One string is a prefix of the other, but not a divisor (e.g., str1 = 'ABCABC', str2 = 'ABC')The Euclidean algorithm correctly finds the GCD in this case by iteratively reducing the larger string.
Strings have no common divisor other than the empty string (e.g., str1 = 'ABC', str2 = 'DEF')The Euclidean algorithm will eventually result in empty strings, which will be handled correctly.
Extremely long strings that could cause performance issues.The Euclidean algorithm approach is efficient, with complexity related to the string lengths not requiring excessive resources.

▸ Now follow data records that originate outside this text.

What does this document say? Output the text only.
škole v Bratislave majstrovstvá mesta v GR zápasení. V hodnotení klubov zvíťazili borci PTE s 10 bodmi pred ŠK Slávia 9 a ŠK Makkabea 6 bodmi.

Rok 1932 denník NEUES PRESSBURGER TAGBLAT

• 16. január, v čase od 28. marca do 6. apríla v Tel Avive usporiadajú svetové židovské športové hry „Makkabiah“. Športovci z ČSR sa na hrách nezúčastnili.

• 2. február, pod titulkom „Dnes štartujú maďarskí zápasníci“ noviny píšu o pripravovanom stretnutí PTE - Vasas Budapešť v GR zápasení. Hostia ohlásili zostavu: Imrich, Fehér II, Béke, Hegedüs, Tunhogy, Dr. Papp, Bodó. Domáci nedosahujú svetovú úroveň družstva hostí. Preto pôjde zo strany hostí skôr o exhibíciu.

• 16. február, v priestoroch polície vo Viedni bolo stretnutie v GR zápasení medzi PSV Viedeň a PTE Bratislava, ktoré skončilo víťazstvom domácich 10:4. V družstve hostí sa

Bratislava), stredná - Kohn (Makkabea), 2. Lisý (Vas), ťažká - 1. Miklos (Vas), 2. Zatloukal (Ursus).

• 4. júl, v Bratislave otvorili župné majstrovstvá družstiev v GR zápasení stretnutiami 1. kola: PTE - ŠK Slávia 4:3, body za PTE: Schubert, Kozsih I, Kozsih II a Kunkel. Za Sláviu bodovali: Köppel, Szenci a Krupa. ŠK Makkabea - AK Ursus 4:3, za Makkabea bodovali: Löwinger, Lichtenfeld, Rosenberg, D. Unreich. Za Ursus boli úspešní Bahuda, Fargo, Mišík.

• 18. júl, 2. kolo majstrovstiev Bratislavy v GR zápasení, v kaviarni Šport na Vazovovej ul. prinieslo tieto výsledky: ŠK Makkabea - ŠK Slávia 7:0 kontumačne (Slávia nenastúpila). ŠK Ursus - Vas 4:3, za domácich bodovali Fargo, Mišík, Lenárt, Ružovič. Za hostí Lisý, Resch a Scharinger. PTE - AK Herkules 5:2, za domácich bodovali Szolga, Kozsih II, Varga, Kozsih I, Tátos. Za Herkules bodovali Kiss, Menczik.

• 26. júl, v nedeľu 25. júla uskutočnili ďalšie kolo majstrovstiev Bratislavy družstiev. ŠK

str1 and str2 are identical strings.The algorithm should return the identical string as the GCD.
Input strings contain non-alphanumeric characters.Assume input strings contain only alphanumeric characters as the question specifies 'strings'; handle other character types via input sanitization or validation before the core logic is executed.
str1 or str2 is null.Throw IllegalArgumentException or return null based on the API contract.
One string is a multiple repetition of the other (e.g., str1 = 'ABABAB', str2 = 'AB')The Euclidean algorithm efficiently handles this by reducing the larger string to 'AB'.